Eduard Karlovich Pramnek

Pramnek, Eduard Karlovich

 

(Eduards Prāmnieks). Born Dec. 31, 1899, in the volost (small rural district) of Jaunrauna, now in Cēsis Raion, Latvian SSR; died July 29, 1938. Soviet party figure and statesman. Member of the Communist Party from 1917. Son of a farmhand.

Pramnek began working in 1913 as a stonemason and conducted revolutionary work among young workers in Rauna Volost. From 1919 to 1921 he served in the Red Army and engaged in political work in Latvian rifle regiments. He fought on the Western and Southern fronts and participated in the suppression of the Kronstadt counterrevolutionary revolt of 1921. From 1921 to 1924 he studied at the Communist University of the Peoples of the West and then at the Ia. M. Sverdlov Communist University. He took up party work in Nizhny Novgorod (present-day Gorky) in 1924. Pramnek was secretary of the Viatka provincial and okrug committees of the party in 1929, second secretary of the Gorky krai and oblast committees of the ACP (Bolshevik) from 1930 to 1934 and their first secretary from 1934 to 1937, and secretary of the Donetsk oblast committee of the CP (Bolshevik) of the Ukraine and a member of the Politburo of the Central Committee from 1937.

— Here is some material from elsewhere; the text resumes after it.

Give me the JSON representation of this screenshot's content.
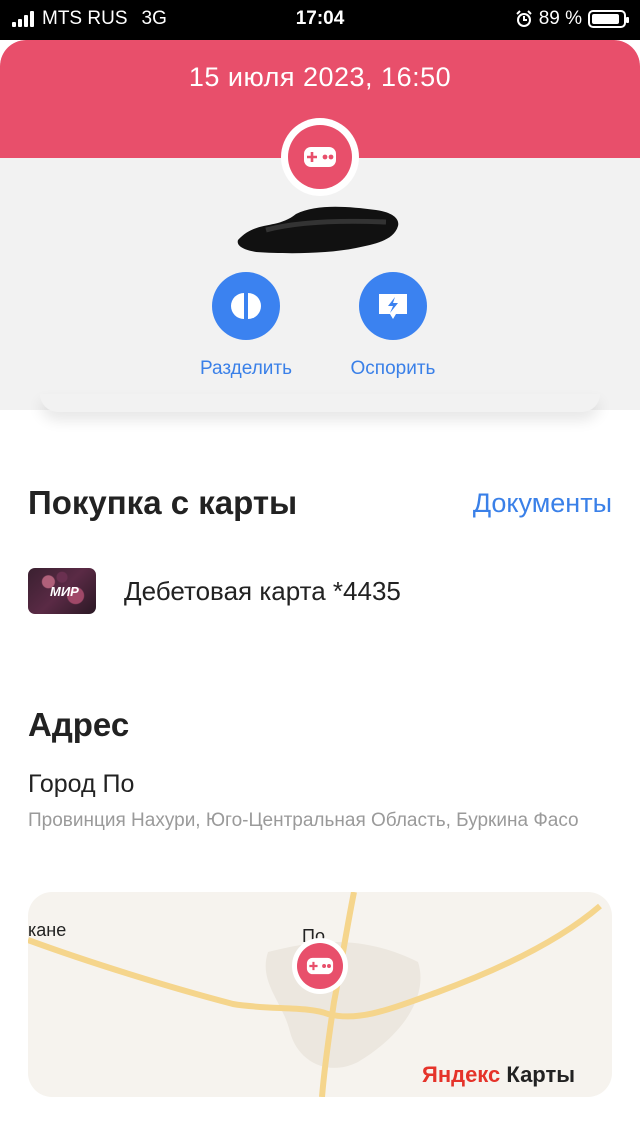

Pramnek was a delegate to the Fourteenth through Seventeenth Congresses of the ACP(B) and was elected a candidate member of the Central Committee at the Seventeenth Congress. He was a member of the All-Russian Central Executive Committee and of the Central Executive Committee of the USSR. Pramnek was a deputy to the first convocation of the Supreme Soviet of the USSR.